Ce qui prête à confusion, c’est qu’il est possible d’appliquer un difféomorphisme à certaines structures et pas à d’autres. Par exemple, on peut transformer la métrique mais pas la matière, ou vice versa. On peut également transformer la métrique, mais conserver ensuite la métrique non transformée. Une isométrie, par exemple l’invariance de translation de temps, est une invariance de la métrique sous un certain type de difféomorphisme. Mais le fait que nous comparons la métrique transformée avec la métrique non transformée montre clairement que nous conservons quelque chose qui n’a pas été transformé. Ce n’est pas la même chose que l’invariance par difféomorphisme, qui suppose que toute la structure est mappée, et aucune de la structure non mappée n’est conservée pour comparaison.

Si l’on prend une solution sous vide aux équations d’Einstein, il est vrai qu’un difféomorphisme actif donnera une autre solution. Cependant, les géodésiques non mappées ne seront généralement pas des géodésiques de la métrique mappée. Toute structure non mappée pourrait être incompatible avec les équations d’Einstein mappées, donc pour obtenir une nouvelle solution, nous devons tout cartographier, y compris tous les autres champs (le cas échéant) ainsi que tous les ensembles de points (y compris les géodésiques).
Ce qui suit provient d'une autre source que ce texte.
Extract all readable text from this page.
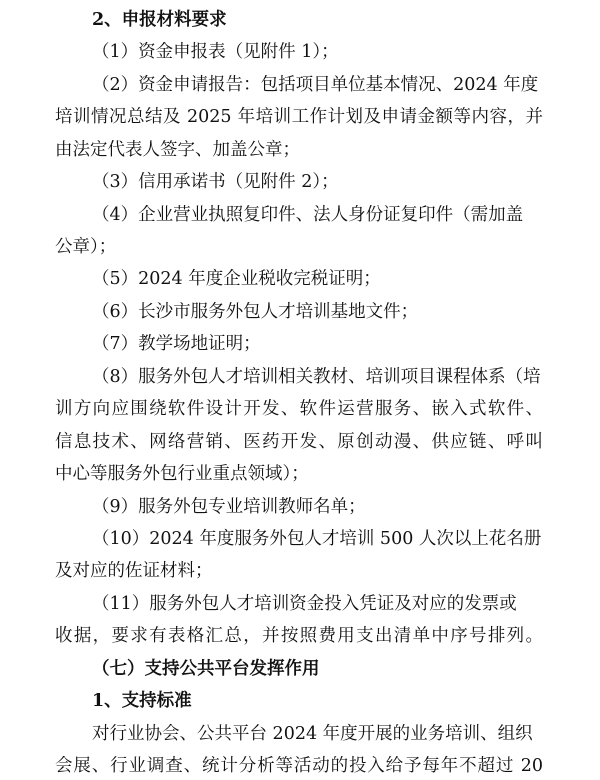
2、申报材料要求
（1）资金申报表（见附件 1）；
（2）资金申请报告：包括项目单位基本情况、2024 年度
培训情况总结及 2025 年培训工作计划及申请金额等内容，并
由法定代表人签字、加盖公章；
（3）信用承诺书（见附件 2）；
（4）企业营业执照复印件、法人身份证复印件（需加盖
公章）；
（5）2024 年度企业税收完税证明；
（6）长沙市服务外包人才培训基地文件；
（7）教学场地证明；
（8）服务外包人才培训相关教材、培训项目课程体系（培
训方向应围绕软件设计开发、软件运营服务、嵌入式软件、
信息技术、网络营销、医药开发、原创动漫、供应链、呼叫
中心等服务外包行业重点领域）；
（9）服务外包专业培训教师名单；
（10）2024 年度服务外包人才培训 500 人次以上花名册
及对应的佐证材料；
（11）服务外包人才培训资金投入凭证及对应的发票或
收据，要求有表格汇总，并按照费用支出清单中序号排列。
（七）支持公共平台发挥作用
1、支持标准
对行业协会、公共平台 2024 年度开展的业务培训、组织
会展、行业调查、统计分析等活动的投入给予每年不超过 20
À ce stade, nous avons trouvé une nouvelle solution qui est jauge équivalente à l’ancienne solution, et elle aurait également pu être trouvée simplement en regardant l’ancienne solution dans de nouvelles coordonnées.

Lorsque nous disons que l’invariance de la traduction temporelle est une symétrie qui conduit à la conservation de l’énergie, cela n’a rien à voir avec l’invariance du difféomorphisme, même si la traduction temporelle est un difféomorphisme appliqué uniquement à la métrique (ou à tout sauf à la métrique). Cette symétrie est une déclaration sur la transformation de la matière par rapport à la métrique (c’est toujours une solution), ou une déclaration sur la transformation de la métrique par rapport à elle-même (elle est inchangée). Nous savons que la quantité (énergie) conservée est physique car elle peut prendre différentes valeurs pour différentes conditions initiales.

Par contre, l’invariance par translation des coordonnées t est une sorte d’invariance par difféomorphisme. Il s’agit de l’invariance de l’action (sur le shell ou désactivée) lorsque tout (métrique, tous les autres champs et conditions initiales) est mappé dans la direction t, et il se maintient même en l’absence d’isométrie (comme dans un espace courbe d’arrière-plan fixe , ou en GR). Aucune quantité conservée intéressante ne lui est associée, il s’agit donc d’une symétrie de jauge.


 jcb

Je dirais que Wald le dit à juste titre.

Un difféomorphisme est une carte de la variété en elle-même, ce qui est naturel à considérer comme des points mobiles (pensez-y simplement en images: des flèches entre deux copies de la même variété). Cependant, ce déplacement de choses n’est pas quelque chose de significatif en géométrie différentielle – tous les points dans une variété sont équivalents, dans le sens où leur voisinage ressemble

R n

.

Ensuite, le mouvement que nous pensons associé à une diffeo peut aussi bien être considéré comme un réétiquetage des points: si tous les points sont équivalents, ce que nous faisons lorsque nous les déplaçons est simplement en changeant leurs noms. C’est pourquoi nous pouvons adopter le point de vue passif selon lequel les différences laissent les points intacts et changent simplement les coordonnées.

En d’autres termes, la notion de déplacement d’un point implique une structure de fond: quelque chose bouge par rapport à autre chose. Cette structure d’arrière-plan manque dans la géométrie différentielle, et c’est pourquoi nous pouvons penser à la même opération (une diffeo) que de déplacer des points ou de les laisser où ils sont et de changer les coordonnées.